Thinking About Climate Change Demands Sustainability Solutions
By Dr Kaushik Sridhar, Online Learning Facilitator, Australian Institute of Business.
Imagine the atmosphere as a bathtub. The faucet is “human activity,” pumping pollution into the tub. The drain is Earth’s capacity to “absorb that pollution.” Through most of history, the two factors have been in balance. That balance is now gone, so what can we do to stabilise the situation? If people keep generating carbon at today’s rate, the level of carbon dioxide in the atmosphere will keep increasing. Other pollutants contribute to climate change, but the larger, more long-term effects are linked most closely to carbon dioxide. Humanity must decrease carbon production or increase the planet’s ability to handle carbon. Before the Industrial Revolution, the atmosphere held roughly 280 parts per million (ppm) of carbon dioxide. Now it contains roughly 400 ppm. The count is rising; the International Energy Agency predicts 700 ppm by 2100.
In January 2020, the World Economic Forum’s annual risk survey identified “failure of climate change mitigation and adaption” as the number one risk by impact and number two by likelihood over the next ten years. The survey drew on 750 experts and decision-makers around the world from business, academia, civil society, and the public sector.
Thinking about climate change is difficult for four reasons.
First, it’s global rather than local. China’s air pollution makes it hard to breathe in Beijing, but it doesn’t immediately affect anyone elsewhere. However, the carbon dioxide released into the atmosphere – no matter where – changes the world. Climate change’s global nature makes it harder to create or enact an effective policy.
Second, while many challenges call for our immediate attention, climate change is “uniquely long-term.” Even though recent decades have been the warmest on record, they are only a precursor to much larger changes to come.
Third, while many issues fade away with time or pass, climate change is uniquely irreversible. Even if people stopped adding new carbon to the atmosphere, the effects of what already exists will still cause temperatures to rise.

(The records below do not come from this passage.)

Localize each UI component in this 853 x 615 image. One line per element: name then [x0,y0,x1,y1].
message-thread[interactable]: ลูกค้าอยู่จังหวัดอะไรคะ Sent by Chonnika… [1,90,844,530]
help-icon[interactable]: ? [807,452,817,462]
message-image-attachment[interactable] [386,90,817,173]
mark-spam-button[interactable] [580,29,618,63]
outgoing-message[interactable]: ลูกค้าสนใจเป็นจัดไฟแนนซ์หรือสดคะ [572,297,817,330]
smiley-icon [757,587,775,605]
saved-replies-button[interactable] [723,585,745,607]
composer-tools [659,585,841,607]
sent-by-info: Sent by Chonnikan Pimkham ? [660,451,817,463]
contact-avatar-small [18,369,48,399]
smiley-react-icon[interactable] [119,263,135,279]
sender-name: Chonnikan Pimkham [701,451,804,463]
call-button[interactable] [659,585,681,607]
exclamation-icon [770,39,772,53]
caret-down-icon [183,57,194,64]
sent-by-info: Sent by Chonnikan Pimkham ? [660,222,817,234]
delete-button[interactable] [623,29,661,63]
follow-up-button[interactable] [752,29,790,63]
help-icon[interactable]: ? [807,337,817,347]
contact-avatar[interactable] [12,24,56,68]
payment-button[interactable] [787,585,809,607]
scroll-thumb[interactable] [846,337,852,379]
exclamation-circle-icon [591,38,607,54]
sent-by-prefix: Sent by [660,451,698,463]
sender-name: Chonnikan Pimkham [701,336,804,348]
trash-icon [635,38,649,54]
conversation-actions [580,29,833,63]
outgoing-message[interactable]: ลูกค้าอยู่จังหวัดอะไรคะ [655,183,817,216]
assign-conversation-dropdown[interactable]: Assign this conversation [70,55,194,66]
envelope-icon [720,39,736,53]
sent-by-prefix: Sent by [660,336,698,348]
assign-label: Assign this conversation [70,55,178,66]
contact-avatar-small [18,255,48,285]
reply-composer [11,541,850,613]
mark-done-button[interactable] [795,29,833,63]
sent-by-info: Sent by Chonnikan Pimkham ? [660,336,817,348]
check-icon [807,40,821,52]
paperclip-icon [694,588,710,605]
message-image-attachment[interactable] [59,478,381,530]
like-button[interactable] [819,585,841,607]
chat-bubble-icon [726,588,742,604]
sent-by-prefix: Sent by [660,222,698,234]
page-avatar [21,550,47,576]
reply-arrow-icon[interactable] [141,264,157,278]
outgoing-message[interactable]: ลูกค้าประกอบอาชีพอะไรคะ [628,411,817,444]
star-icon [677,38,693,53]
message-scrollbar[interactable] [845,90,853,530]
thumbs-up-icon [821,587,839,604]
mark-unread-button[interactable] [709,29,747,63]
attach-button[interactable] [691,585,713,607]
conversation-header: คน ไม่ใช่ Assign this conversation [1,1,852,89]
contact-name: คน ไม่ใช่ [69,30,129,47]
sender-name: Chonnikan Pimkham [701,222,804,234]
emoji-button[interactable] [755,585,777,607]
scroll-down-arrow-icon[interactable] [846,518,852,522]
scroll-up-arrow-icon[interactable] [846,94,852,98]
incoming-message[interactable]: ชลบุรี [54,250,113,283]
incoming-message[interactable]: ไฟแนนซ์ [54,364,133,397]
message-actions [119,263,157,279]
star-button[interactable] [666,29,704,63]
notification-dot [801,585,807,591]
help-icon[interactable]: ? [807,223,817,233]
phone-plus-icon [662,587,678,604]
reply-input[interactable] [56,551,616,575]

The fourth factor is uncertainty. Climate science improves rapidly, but some vagaries remain about how the climate actually works. Other uncertainties come from not knowing what effect specific industrial pollutants will have or exactly how much of them have been or will be released into the air.
The Business Case
Many of yesterday’s strategies no longer deliver a competitive advantage. In today’s business environment, companies face numerous external challenges, including climate change, to growth. Once-abundant resources have become scarcer, driving up costs. Competitors quickly duplicate innovations, customers are more cynical, and government regulation and policy shift continually. Today, companies need new strategies to achieve a long-lasting competitive edge. Companies must develop a “sustainable competitive advantage” to remain ahead. That advantage will come from sustainability itself.
Sustainability enables companies to ensure that their social, environmental and economic activities support the “triple bottom line” (social, environmental and financial) of sustainable performance. Businesses must assess their sustainability activities to make the most of these “unpriced” activities, and to turn them into a competitive advantage.
Fuelled by social network data, millennial consumers demand that companies practice transparency and accountability in conservation and sustainability. Opportunities for growth in the developing world also require new tactics and models. As more consumers in these nations enter the middle class, the demand on Earth’s finite resources continues to accelerate.
The ‘Fourth’ Revolution
The push toward sustainability in the 21st century will mean as much to business as the Industrial Revolution did in the 19th century. Green innovations will profoundly change how societies work and live. In this new world, alternative forms of energy and energy distribution, reduced waste, and improved efficiency will transform the way governments, businesses and households operate.
Going green and expanding a business are not contradictory actions. In the course of developing green supply chains, businesses can become more profitable by producing energy-efficient products and cutting waste. Inefficient companies will go out of business or will suffer from missed opportunities. But companies that redesign themselves to embrace green practices and technologies will advance. The global market for green business is already huge – already totalling approximately €1.6 trillion (around $2.1 trillion) at the end of 2010 – and is on course to double by 2020. This augurs well for opportunities for companies to grow, gain market share and generate new revenues.
A Fiduciary Duty
Climate change is a challenging topic for directors. It is often seen as an issue for the far distant future or one that only affects a few industries or locations. Climate change presents a significant change in the external environment for all organisations in the coming years and decades. Many companies implement sustainability strategies, but their efforts often fail because sustainability demands simultaneous excellence in three overlapping arenas: social, environmental and financial performance. Corporate sustainability requires a clear strategy based on goals that supersede dollar-driven profits and the full commitment of senior management. It needs to focus on practical systems that implement sustainability companywide. Corporate support must come from management control, performance measurement and reward systems as appropriate.
No action by a single individual in isolation will change things. Nevertheless, acting to reverse climate change is a civic duty for everyone.